Water powered or steam the force is not what matters. My brother has one on his faucet and it is totally water powered. Just water pressure does it. But it wastes a bunch of water, converting it to steam just makes it more efficient.
From there, the pressure from the column is about 1,000 lbs/square inch and suitable for salt water desalination. What would be required is the ability and electricity, to pump the water to that height.
Some of the required energy could be recovered by placing turbines on the exit of the column and slowing the water flow down to the point it could be discharged directly into the sea or salt water estuary.
Valves could be placed that would shut the flow of water and allow the RO membrane to be replaced as needed or even back flushed to improve the durability of the RO membrane.
While this would be expensive for initial construction, it would seem to have a low operational cost.
nah, just pitch it as a way to combat the rising sea levels caused by global warming along with using the sea salt as a substitute for the salt that’ll no longer have to be mined in order to save a few trees and the spotted owls in them. How can they turn you down?
Those that preach “government knows best” scare Me. Those that believe that the U.N. is our World Government terrify Me.

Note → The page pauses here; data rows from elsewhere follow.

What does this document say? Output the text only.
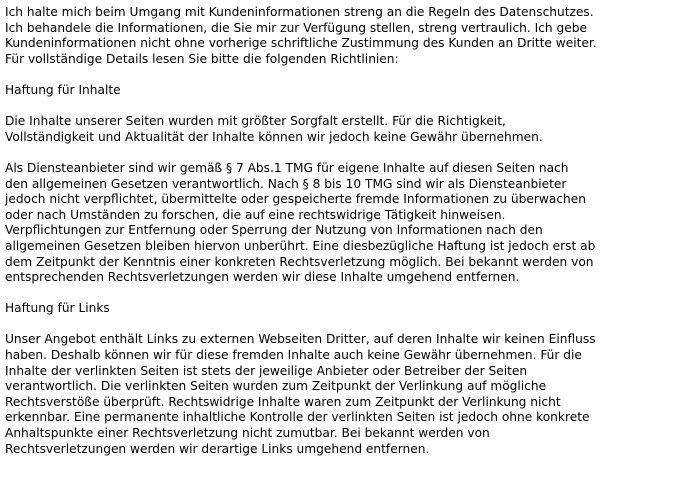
Ich halte mich beim Umgang mit Kundeninformationen streng an die Regeln des Datenschutzes.
Ich behandele die Informationen, die Sie mir zur Verfügung stellen, streng vertraulich. Ich gebe
Kundeninformationen nicht ohne vorherige schriftliche Zustimmung des Kunden an Dritte weiter.
Für vollständige Details lesen Sie bitte die folgenden Richtlinien:
Haftung für Inhalte
Die Inhalte unserer Seiten wurden mit größter Sorgfalt erstellt. Für die Richtigkeit,
Vollständigkeit und Aktualität der Inhalte können wir jedoch keine Gewähr übernehmen.
Als Diensteanbieter sind wir gemäß § 7 Abs.1 TMG für eigene Inhalte auf diesen Seiten nach
den allgemeinen Gesetzen verantwortlich. Nach § 8 bis 10 TMG sind wir als Diensteanbieter
jedoch nicht verpflichtet, übermittelte oder gespeicherte fremde Informationen zu überwachen
oder nach Umständen zu forschen, die auf eine rechtswidrige Tätigkeit hinweisen.
Verpflichtungen zur Entfernung oder Sperrung der Nutzung von Informationen nach den
allgemeinen Gesetzen bleiben hiervon unberührt. Eine diesbezügliche Haftung ist jedoch erst ab
dem Zeitpunkt der Kenntnis einer konkreten Rechtsverletzung möglich. Bei bekannt werden von
entsprechenden Rechtsverletzungen werden wir diese Inhalte umgehend entfernen.
Haftung für Links
Unser Angebot enthält Links zu externen Webseiten Dritter, auf deren Inhalte wir keinen Einfluss
haben. Deshalb können wir für diese fremden Inhalte auch keine Gewähr übernehmen. Für die
Inhalte der verlinkten Seiten ist stets der jeweilige Anbieter oder Betreiber der Seiten
verantwortlich. Die verlinkten Seiten wurden zum Zeitpunkt der Verlinkung auf mögliche
Rechtsverstöße überprüft. Rechtswidrige Inhalte waren zum Zeitpunkt der Verlinkung nicht
erkennbar. Eine permanente inhaltliche Kontrolle der verlinkten Seiten ist jedoch ohne konkrete
Anhaltspunkte einer Rechtsverletzung nicht zumutbar. Bei bekannt werden von
Rechtsverletzungen werden wir derartige Links umgehend entfernen.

Conversely, all you need to do is sink such a column into the ocean to that depth. Then you pump it empty from the surface. It will refill with desalinated water forced through the membrane at the bottom of the column. Then you continuously pump the fresh water out of the column to maintain the pressure differential at the bottom. That way you don’t have to worry about disposing of the high-salinity water. The column doesn’t even need to be very big. Just big enough to pump the water out of a much larger surface-area chamber on the sea floor.
Or, you could do it your way on land, but it is only height that matters, and it doesn’t require vertical columns. It could be a pipeline miles long down the slope of a mountain. Pump water to the top of the mountain, and let gravity feed it down through the membrane. It must be much cheaper to build a pipeline along the ground than a supporting tower.
Why is it these articles never give any actual numbers for costs ? What does it currently cost to desalinate seawater ? $100 per acre foot ? $1,000 ? $10,000 ?
I’ve seen numbers anywhere from $600 to $2000 around the world, but those numbers were from ten years ago when energy was much less expensive.
can also make steam for other processes, making electricity & gasification of coal... we can do this, we should have been doing this for decades... but we don’t and probably will not for a long time...
Thanks for the correction, I was working off of very dated knowledge. The company I used to work for had a "dirty water" division and they shared a lab building with the hydraulics group (us). They were working on a portable water treatment plant for the air force. The first contract phase was for gray water, the second phase added sanitary waste. At the time, almost forty years ago, they used aerobic digestion, flocculation & settling, with a RO unit as a final filter for phase two. As I recall it used electrophoresis to move the water through the membrane, hence my assertion that RO involved electric current.
Since we shared the building we all tried the finished product. It tasted flat like distilled water and we recommended that it be aerated before use.
One question for you, since all filters have a pressure drop across the media, what differentiates a RO unit from say a millapore filter with sub-micronic media? Regards,
GtG
On the subject of greening the West, I’ve always wondered why we see floods every year. Why haven’t we long since built a system of aquaducts and reservoirs that capture excessive rain when it happens, and pump it to the West ? Or even last month when Washington state had flooding, why wasn’t there a system of aquaducts to capture it and send it down to California or over to Idaho and Nevada ?
It seems like when we have an excess we just dump it out to the ocean rather than try to retain it. I can understand if it is polluted runoff from streets or industrial areas, but flooding is usually when rivers overflow their banks with water that is relatively clean and used all the time for irrigation purposes.